Die Tagebücher sind nur ein Teil des Fundes. Heidemann fand Extra-Tagebuchbände des „Führers“ zum Fall Heß, zum Attentat vom 20. Juli 1944, Zeichnungen und Ölbilder des einstigen Kunstmalers Hitler, Bewerbungsschreiben und Liebesbriefe, Gedichte und das handgeschriebene 25-Punkte-Parteiprogramm von 1920 […] Die Geschichte des Dritten Reiches muss teilweise umgeschrieben werden […] Für Historiker und Laien kündigen sich Wochen, Monate und Jahre spannender Lektüre, erregter Diskussionen an. […] Der „Stern“ hat mit großer Sorgfalt die Tagebücher prüfen lassen – ein Aufwand, der in der Historikerzunft nicht immer üblich ist. […] Nach Menschenermessen kann kein Zweifel an der Echtheit bestehen. (Peter Koch: Der Fund. In: „Stern“, 28. April 1983)

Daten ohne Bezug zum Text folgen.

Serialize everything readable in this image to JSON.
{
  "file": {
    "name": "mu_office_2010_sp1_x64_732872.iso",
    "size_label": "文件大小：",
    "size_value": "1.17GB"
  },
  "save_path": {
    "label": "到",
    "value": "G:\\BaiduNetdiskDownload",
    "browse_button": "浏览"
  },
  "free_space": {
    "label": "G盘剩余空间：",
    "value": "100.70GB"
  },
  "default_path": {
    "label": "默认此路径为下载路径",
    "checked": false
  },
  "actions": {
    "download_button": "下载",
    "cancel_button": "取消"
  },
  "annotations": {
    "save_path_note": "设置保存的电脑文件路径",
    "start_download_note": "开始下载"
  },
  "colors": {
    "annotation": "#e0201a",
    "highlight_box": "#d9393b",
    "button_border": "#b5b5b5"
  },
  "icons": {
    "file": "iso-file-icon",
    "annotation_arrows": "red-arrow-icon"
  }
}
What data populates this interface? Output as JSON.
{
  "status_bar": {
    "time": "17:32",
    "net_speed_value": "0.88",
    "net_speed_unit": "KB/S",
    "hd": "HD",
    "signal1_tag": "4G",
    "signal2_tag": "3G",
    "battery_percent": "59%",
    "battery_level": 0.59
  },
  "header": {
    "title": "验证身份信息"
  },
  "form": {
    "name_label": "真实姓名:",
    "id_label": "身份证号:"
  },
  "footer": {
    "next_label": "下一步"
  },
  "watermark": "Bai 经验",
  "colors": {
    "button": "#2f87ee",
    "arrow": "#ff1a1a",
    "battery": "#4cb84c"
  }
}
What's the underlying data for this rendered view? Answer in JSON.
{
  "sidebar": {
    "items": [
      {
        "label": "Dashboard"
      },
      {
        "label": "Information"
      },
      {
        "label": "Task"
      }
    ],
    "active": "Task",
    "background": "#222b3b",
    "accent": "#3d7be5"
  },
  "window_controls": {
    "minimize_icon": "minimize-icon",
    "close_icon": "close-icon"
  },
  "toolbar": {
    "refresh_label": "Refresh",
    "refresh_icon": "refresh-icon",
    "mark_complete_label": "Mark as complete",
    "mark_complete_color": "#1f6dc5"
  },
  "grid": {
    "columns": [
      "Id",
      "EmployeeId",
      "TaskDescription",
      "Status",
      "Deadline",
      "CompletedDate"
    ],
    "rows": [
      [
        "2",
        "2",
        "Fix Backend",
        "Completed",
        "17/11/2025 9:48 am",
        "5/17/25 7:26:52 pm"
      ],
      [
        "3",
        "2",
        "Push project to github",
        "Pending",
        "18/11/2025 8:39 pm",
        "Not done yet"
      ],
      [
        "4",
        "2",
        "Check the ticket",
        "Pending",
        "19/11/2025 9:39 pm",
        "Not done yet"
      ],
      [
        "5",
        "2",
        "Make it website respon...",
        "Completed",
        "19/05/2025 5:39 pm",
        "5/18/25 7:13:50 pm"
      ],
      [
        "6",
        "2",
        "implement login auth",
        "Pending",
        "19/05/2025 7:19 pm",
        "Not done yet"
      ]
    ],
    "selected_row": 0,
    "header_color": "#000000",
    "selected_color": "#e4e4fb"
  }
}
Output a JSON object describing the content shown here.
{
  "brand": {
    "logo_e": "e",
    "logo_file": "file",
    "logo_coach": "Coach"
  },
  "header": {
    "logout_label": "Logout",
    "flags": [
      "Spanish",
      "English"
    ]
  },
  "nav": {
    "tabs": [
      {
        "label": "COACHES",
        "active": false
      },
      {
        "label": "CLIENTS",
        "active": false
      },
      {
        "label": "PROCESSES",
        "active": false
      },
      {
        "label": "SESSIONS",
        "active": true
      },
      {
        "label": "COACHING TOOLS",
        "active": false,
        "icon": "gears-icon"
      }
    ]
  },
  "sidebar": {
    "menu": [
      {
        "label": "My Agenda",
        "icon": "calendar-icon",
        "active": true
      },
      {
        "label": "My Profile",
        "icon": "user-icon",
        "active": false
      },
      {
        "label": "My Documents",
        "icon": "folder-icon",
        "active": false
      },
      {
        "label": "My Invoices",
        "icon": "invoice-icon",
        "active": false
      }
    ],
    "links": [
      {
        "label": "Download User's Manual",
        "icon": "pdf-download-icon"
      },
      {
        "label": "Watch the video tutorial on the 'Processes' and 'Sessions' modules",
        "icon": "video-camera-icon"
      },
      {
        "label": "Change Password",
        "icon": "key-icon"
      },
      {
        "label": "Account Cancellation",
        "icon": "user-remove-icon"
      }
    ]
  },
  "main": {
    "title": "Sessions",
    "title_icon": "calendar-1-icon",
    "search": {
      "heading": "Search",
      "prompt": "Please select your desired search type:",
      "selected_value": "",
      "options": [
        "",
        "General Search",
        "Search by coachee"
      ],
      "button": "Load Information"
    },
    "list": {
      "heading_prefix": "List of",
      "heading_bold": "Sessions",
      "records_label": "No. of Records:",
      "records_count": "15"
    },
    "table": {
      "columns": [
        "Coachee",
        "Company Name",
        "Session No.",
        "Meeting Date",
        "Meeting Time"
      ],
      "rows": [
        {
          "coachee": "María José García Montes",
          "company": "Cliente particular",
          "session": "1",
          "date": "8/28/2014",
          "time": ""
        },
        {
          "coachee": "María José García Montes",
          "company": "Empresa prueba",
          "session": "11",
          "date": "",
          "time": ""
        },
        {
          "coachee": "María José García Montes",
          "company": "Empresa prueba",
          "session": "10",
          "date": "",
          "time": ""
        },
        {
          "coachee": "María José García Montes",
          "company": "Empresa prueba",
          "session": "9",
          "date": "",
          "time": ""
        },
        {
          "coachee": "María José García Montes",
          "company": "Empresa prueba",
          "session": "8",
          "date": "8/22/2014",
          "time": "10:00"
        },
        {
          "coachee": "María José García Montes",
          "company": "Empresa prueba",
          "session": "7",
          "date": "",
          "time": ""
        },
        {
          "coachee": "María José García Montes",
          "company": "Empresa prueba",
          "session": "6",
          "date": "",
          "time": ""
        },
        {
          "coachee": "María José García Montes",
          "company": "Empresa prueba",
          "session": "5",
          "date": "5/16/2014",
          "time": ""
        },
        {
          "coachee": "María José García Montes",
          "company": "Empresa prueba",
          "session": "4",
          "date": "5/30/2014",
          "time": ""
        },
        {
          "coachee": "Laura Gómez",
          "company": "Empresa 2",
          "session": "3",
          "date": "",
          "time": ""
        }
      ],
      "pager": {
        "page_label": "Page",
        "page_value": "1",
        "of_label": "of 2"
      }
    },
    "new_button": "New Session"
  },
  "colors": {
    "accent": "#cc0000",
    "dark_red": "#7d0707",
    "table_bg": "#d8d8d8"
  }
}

Gerd Heidemann war übrigens der Besitzer der 26,5 Meter langen Luxusyacht, die 1936/37 auf Kosten des Reichsverbandes der Deutschen Automobilindustrie für Hermann Göring gebaut und von dem späteren Reichsmarschall auf den Namen seiner 1931 verstorbenen ersten Ehefrau getauft worden war: „Carin II“ . Nach dem Zweiten Weltkrieg hatten die Briten die „Carin II“ beschlagnahmt. Aufgrund eines Gerichtsurteils war die Yacht 1960 an Görings Witwe Emmy zurückgegeben worden. Ein Bonner Druckereibesitzer hatte die Yacht von Emmy Göring erworben und 1973 für 160 000 D-Mark Gerd Heidemann verkauft.

Die Echtheit der vermeintlichen Hitler-Tagebücher ließ der „Stern“ sich vor dem Abdruck von dem Graphologen Hans Booms vom Bundesarchiv in Koblenz bestätigen. Auch das Landeskriminalamt Rheinland-Pfalz kam zu dem Schluss, dass die Tagebücher echt seien. Doch Anfang Mai deckte der „Spiegel“ mit Hilfe des Bundeskriminalamts auf, dass es sich um plumpe Fälschungen handelte.

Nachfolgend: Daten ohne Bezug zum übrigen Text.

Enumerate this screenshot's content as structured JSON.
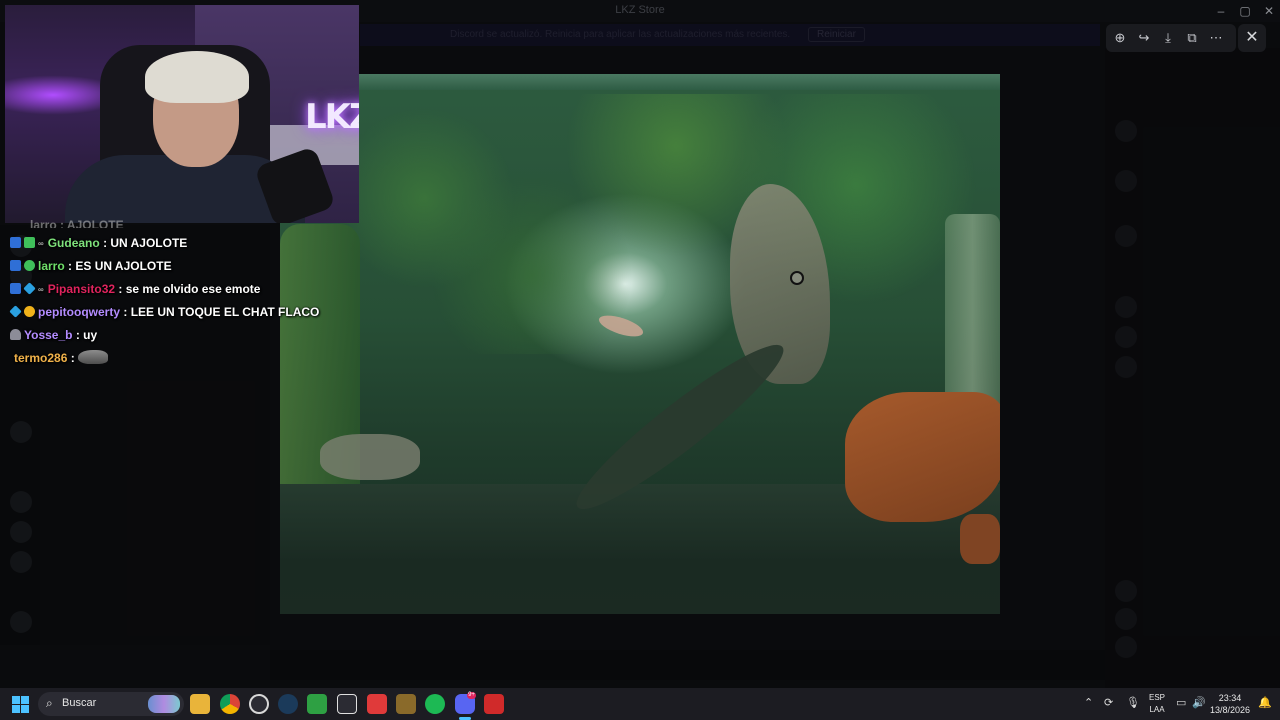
{
  "window": {
    "title": "LKZ Store"
  },
  "notice": {
    "text": "Discord se actualizó. Reinicia para aplicar las actualizaciones más recientes.",
    "button": "Reiniciar"
  },
  "viewer": {
    "toolbar": [
      {
        "name": "zoom-icon",
        "glyph": "⊕"
      },
      {
        "name": "forward-icon",
        "glyph": "↪"
      },
      {
        "name": "download-icon",
        "glyph": "⤓"
      },
      {
        "name": "open-external-icon",
        "glyph": "⧉"
      },
      {
        "name": "more-icon",
        "glyph": "⋯"
      }
    ],
    "close_glyph": "✕"
  },
  "webcam": {
    "neon_text": "LKZ"
  },
  "chat": {
    "partial_top": "larro : AJOLOTE",
    "messages": [
      {
        "user": "Gudeano",
        "color": "#7ee17b",
        "text": ": UN AJOLOTE",
        "badges": [
          "blue",
          "green",
          "sub"
        ]
      },
      {
        "user": "larro",
        "color": "#6fe06a",
        "text": ": ES UN AJOLOTE",
        "badges": [
          "blue",
          "check"
        ]
      },
      {
        "user": "Pipansito32",
        "color": "#e0245e",
        "text": ": se me olvido ese emote",
        "badges": [
          "blue",
          "cyan",
          "sub"
        ]
      },
      {
        "user": "pepitooqwerty",
        "color": "#b38cff",
        "text": ": LEE UN TOQUE EL CHAT FLACO",
        "badges": [
          "cyan",
          "gold"
        ]
      },
      {
        "user": "Yosse_b",
        "color": "#b38cff",
        "text": ": uy",
        "badges": [
          "grey"
        ]
      },
      {
        "user": "termo286",
        "color": "#f0b24a",
        "text": ":",
        "badges": [],
        "emote": true
      }
    ]
  },
  "taskbar": {
    "search_label": "Buscar",
    "lang_top": "ESP",
    "lang_bottom": "LAA",
    "time": "23:34",
    "date": "13/8/2026",
    "discord_badge": "9+"
  }
}
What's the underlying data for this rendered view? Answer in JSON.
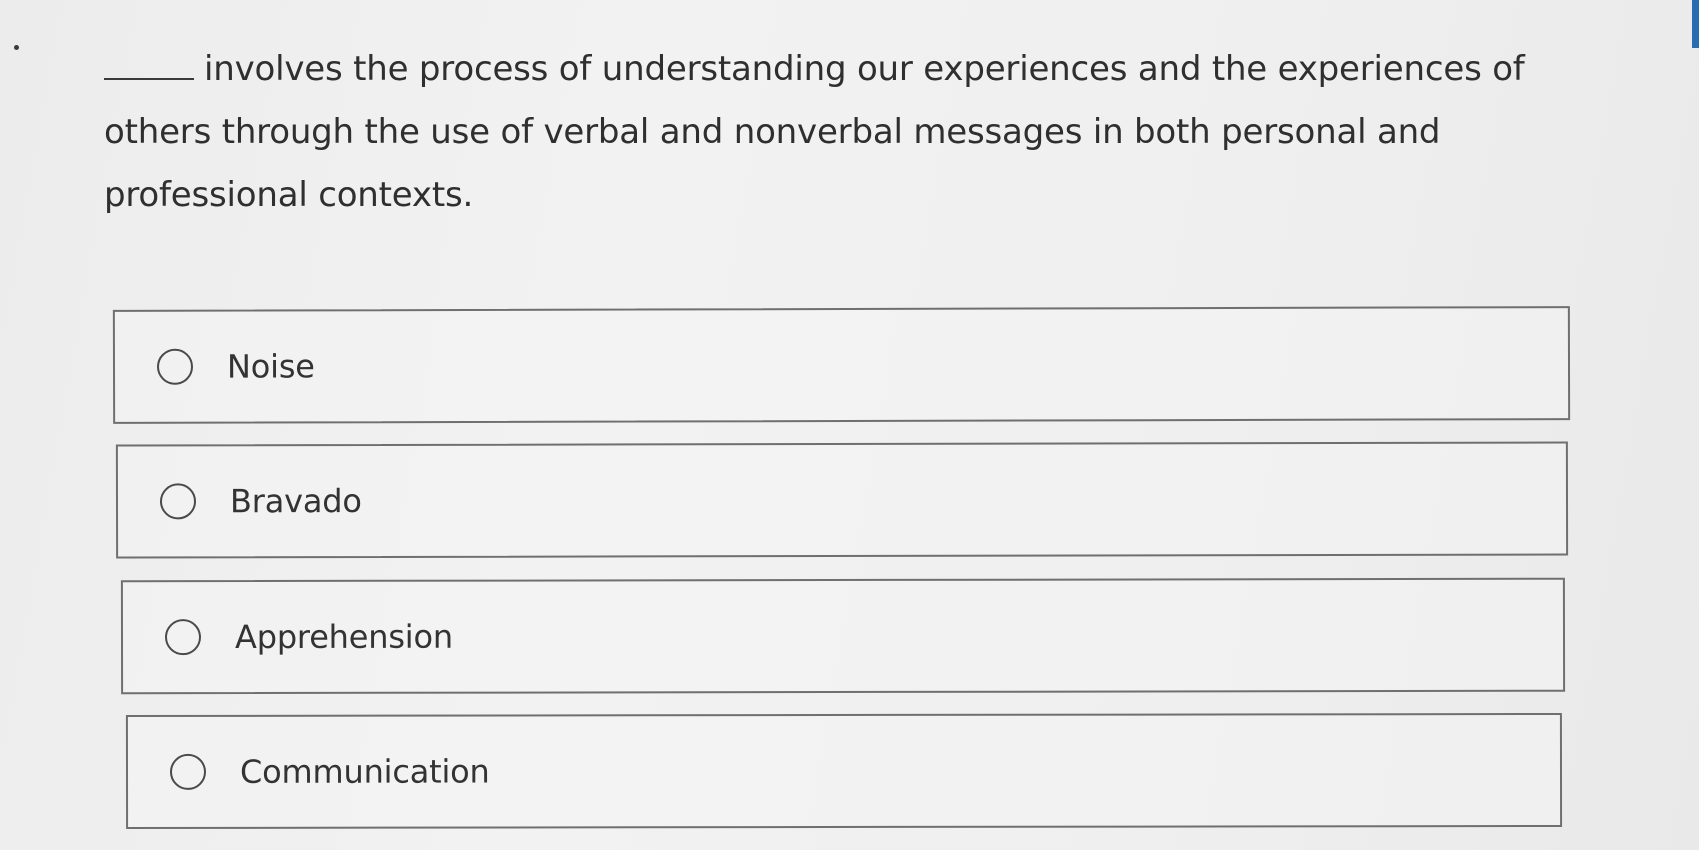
{
  "question": {
    "blank": "_____",
    "text": "involves the process of understanding our experiences and the experiences of others through the use of verbal and nonverbal messages in both personal and professional contexts."
  },
  "options": [
    {
      "label": "Noise",
      "selected": false
    },
    {
      "label": "Bravado",
      "selected": false
    },
    {
      "label": "Apprehension",
      "selected": false
    },
    {
      "label": "Communication",
      "selected": false
    }
  ],
  "colors": {
    "background": "#efefef",
    "border": "#6f6f6f",
    "text": "#2f2f2f",
    "scroll_accent": "#2b6cb0"
  }
}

Mit nackter Geldgier, unglaublicher Inkompetenz und nicht zuletzt einem lüsternen Interesse an scheinbar echten Nazi-Dokumenten brockte sich der Stern […] mit den „Hitler-Tagebüchern“ den größten Presse-Skandal der Nachkriegszeit ein […]
Es war ein Irrenhaus oder eben: die Hamburger Presse […] Der Stern kaufte die Eichmann-Memoiren, die Schirach-Memoiren und brachte die schönen schwarzen Nuba der unsterblich in Hitler verliebten Leni Riefenstahl. Der Spiegel mochte da nicht zurückstehen, zahlte dem freigelassenen Albert Speer eine sechsstellige Summe für ein Exklusiv-Gespräch und brachte später in unendlichen Fortsetzungen alles von Hitlers Sohn bis zu den (allerdings echten) Tagebüchern von Joseph Goebbels […]
Ohne diese verhängnisvolle Leidenschaft für Naziana wäre der Stern niemals auf den vermeintlichen Scoop hereingefallen. (Willi Winkler, Süddeutsche Zeitung, 25. April 2008)

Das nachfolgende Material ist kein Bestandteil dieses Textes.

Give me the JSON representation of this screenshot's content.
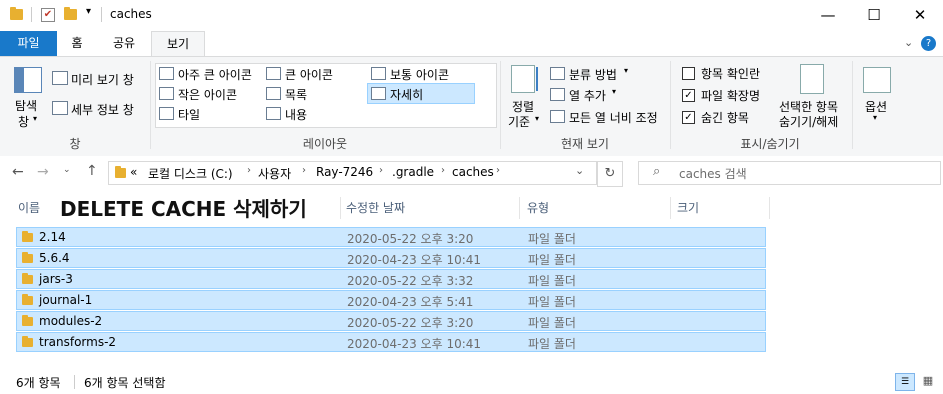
{
  "window": {
    "title": "caches",
    "minimize": "—",
    "maximize": "☐",
    "close": "✕"
  },
  "tabs": [
    {
      "label": "파일"
    },
    {
      "label": "홈"
    },
    {
      "label": "공유"
    },
    {
      "label": "보기"
    }
  ],
  "ribbon": {
    "panes": {
      "nav_pane_line1": "탐색",
      "nav_pane_line2": "창",
      "preview_pane": "미리 보기 창",
      "details_pane": "세부 정보 창",
      "group_label": "창"
    },
    "layout": {
      "xlarge_icons": "아주 큰 아이콘",
      "large_icons": "큰 아이콘",
      "medium_icons": "보통 아이콘",
      "small_icons": "작은 아이콘",
      "list": "목록",
      "details": "자세히",
      "tiles": "타일",
      "content": "내용",
      "group_label": "레이아웃"
    },
    "current_view": {
      "sort_line1": "정렬",
      "sort_line2": "기준",
      "group_by": "분류 방법",
      "add_columns": "열 추가",
      "size_all_columns": "모든 열 너비 조정",
      "group_label": "현재 보기"
    },
    "show_hide": {
      "item_checkboxes": "항목 확인란",
      "item_checkboxes_checked": false,
      "file_extensions": "파일 확장명",
      "file_extensions_checked": true,
      "hidden_items": "숨긴 항목",
      "hidden_items_checked": true,
      "hide_selected_line1": "선택한 항목",
      "hide_selected_line2": "숨기기/해제",
      "group_label": "표시/숨기기"
    },
    "options": {
      "label": "옵션"
    }
  },
  "address": {
    "crumbs": [
      "«",
      "로컬 디스크 (C:)",
      "사용자",
      "Ray-7246",
      ".gradle",
      "caches"
    ],
    "search_placeholder": "caches 검색"
  },
  "overlay_text": "DELETE CACHE 삭제하기",
  "columns": {
    "name": "이름",
    "modified": "수정한 날짜",
    "type": "유형",
    "size": "크기"
  },
  "files": [
    {
      "name": "2.14",
      "modified": "2020-05-22 오후 3:20",
      "type": "파일 폴더"
    },
    {
      "name": "5.6.4",
      "modified": "2020-04-23 오후 10:41",
      "type": "파일 폴더"
    },
    {
      "name": "jars-3",
      "modified": "2020-05-22 오후 3:32",
      "type": "파일 폴더"
    },
    {
      "name": "journal-1",
      "modified": "2020-04-23 오후 5:41",
      "type": "파일 폴더"
    },
    {
      "name": "modules-2",
      "modified": "2020-05-22 오후 3:20",
      "type": "파일 폴더"
    },
    {
      "name": "transforms-2",
      "modified": "2020-04-23 오후 10:41",
      "type": "파일 폴더"
    }
  ],
  "status": {
    "item_count": "6개 항목",
    "selected_count": "6개 항목 선택함"
  },
  "colors": {
    "accent": "#1979ca",
    "selection_bg": "#cce8ff",
    "selection_border": "#99d1ff",
    "folder": "#e8b030"
  }
}
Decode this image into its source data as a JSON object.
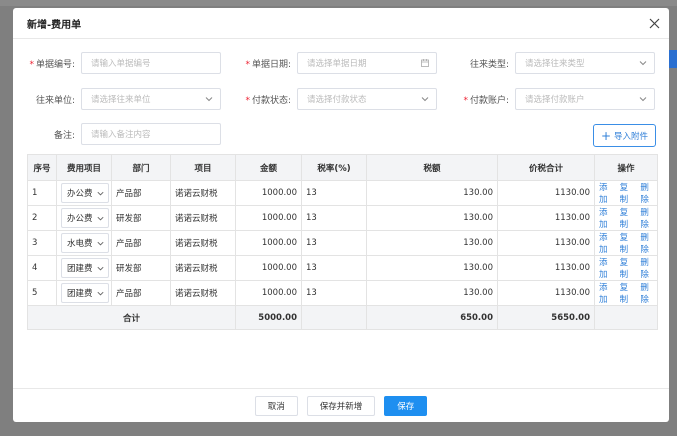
{
  "modal": {
    "title": "新增-费用单"
  },
  "form": {
    "doc_no": {
      "label": "单据编号:",
      "required": true,
      "placeholder": "请输入单据编号"
    },
    "doc_date": {
      "label": "单据日期:",
      "required": true,
      "placeholder": "请选择单据日期"
    },
    "partner_type": {
      "label": "往来类型:",
      "required": false,
      "placeholder": "请选择往来类型"
    },
    "partner_unit": {
      "label": "往来单位:",
      "required": false,
      "placeholder": "请选择往来单位"
    },
    "pay_status": {
      "label": "付款状态:",
      "required": true,
      "placeholder": "请选择付款状态"
    },
    "pay_account": {
      "label": "付款账户:",
      "required": true,
      "placeholder": "请选择付款账户"
    },
    "remark": {
      "label": "备注:",
      "required": false,
      "placeholder": "请输入备注内容"
    }
  },
  "import_button": "导入附件",
  "table": {
    "headers": [
      "序号",
      "费用项目",
      "部门",
      "项目",
      "金额",
      "税率(%)",
      "税额",
      "价税合计",
      "操作"
    ],
    "rows": [
      {
        "no": "1",
        "item": "办公费",
        "dept": "产品部",
        "project": "诺诺云财税",
        "amount": "1000.00",
        "rate": "13",
        "tax": "130.00",
        "total": "1130.00"
      },
      {
        "no": "2",
        "item": "办公费",
        "dept": "研发部",
        "project": "诺诺云财税",
        "amount": "1000.00",
        "rate": "13",
        "tax": "130.00",
        "total": "1130.00"
      },
      {
        "no": "3",
        "item": "水电费",
        "dept": "产品部",
        "project": "诺诺云财税",
        "amount": "1000.00",
        "rate": "13",
        "tax": "130.00",
        "total": "1130.00"
      },
      {
        "no": "4",
        "item": "团建费",
        "dept": "研发部",
        "project": "诺诺云财税",
        "amount": "1000.00",
        "rate": "13",
        "tax": "130.00",
        "total": "1130.00"
      },
      {
        "no": "5",
        "item": "团建费",
        "dept": "产品部",
        "project": "诺诺云财税",
        "amount": "1000.00",
        "rate": "13",
        "tax": "130.00",
        "total": "1130.00"
      }
    ],
    "ops": [
      "添加",
      "复制",
      "删除"
    ],
    "total_row": {
      "label": "合计",
      "amount": "5000.00",
      "tax": "650.00",
      "total": "5650.00"
    }
  },
  "footer": {
    "cancel": "取消",
    "save_new": "保存并新增",
    "save": "保存"
  },
  "colors": {
    "accent": "#1e8ff0",
    "link": "#2f7fd8",
    "required": "#ee2233"
  }
}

Zwei der drei „Stern“-Chefredakteure – Peter Koch und Felix Schmidt – traten daraufhin zurück; Gerd Heidemann wurde entlassen und am 26. Mai unter Betrugsverdacht festgenommen. Der bereits am 14. Mai verhaftete Stuttgarter Militaria-Händler Konrad Kujau (1938 – 2000) gestand schließlich,

die Tagebücher gefälscht zu haben. Gerd Heidemann war ihm erstmals bei dem Industriellen Fritz Stiefel begegnet. Während Gerd Heidemann behauptete, Konrad Kujau 9,34 Millionen D-Mark für die gefälschten Hitler-Tagebücher bezahlt zu haben, wollte dieser nur 2,5 Millionen erhalten haben. (Erst später gaben seine Erben zu, dass er tatsächlich mehr als 9 Millionen bekommen hatte.) Im Sommer 1985 wurden Konrad Kujau und Gerd Heidemann vom Landgericht Hamburg wegen Betrugs verurteilt, und zwar zu viereinhalb Jahren bzw. vier Jahren und acht Monaten Haft. (Die „Carin II“ fiel bei einer Zwangsversteigerung an einen Ägypter.)

Helmut Dietl drehte über den Fall die Komödie „Schtonk!“.

Literatur über den „Stern“ und die gefälschten Hitler-Tagebücher

  • Peter-Ferdinand Koch: Der Fund. Die Skandale des Stern. Gerd Heidemann und die Hitler-Tagebücher (831 Seiten, Facta, Hamburg 1990)
  • Erich Kuby: Der Fall „Stern“ und die Folgen (206 Seiten, Konkret Literatur Verlag, Hamburg 1983)
  • Michael Seufert: Der Skandal um die Hitler-Tagebücher
    (320 Seiten, Scherz, Frankfurt/M 2008)

© Dieter Wunderlich 2008

Helmut Dietl: Schtonk!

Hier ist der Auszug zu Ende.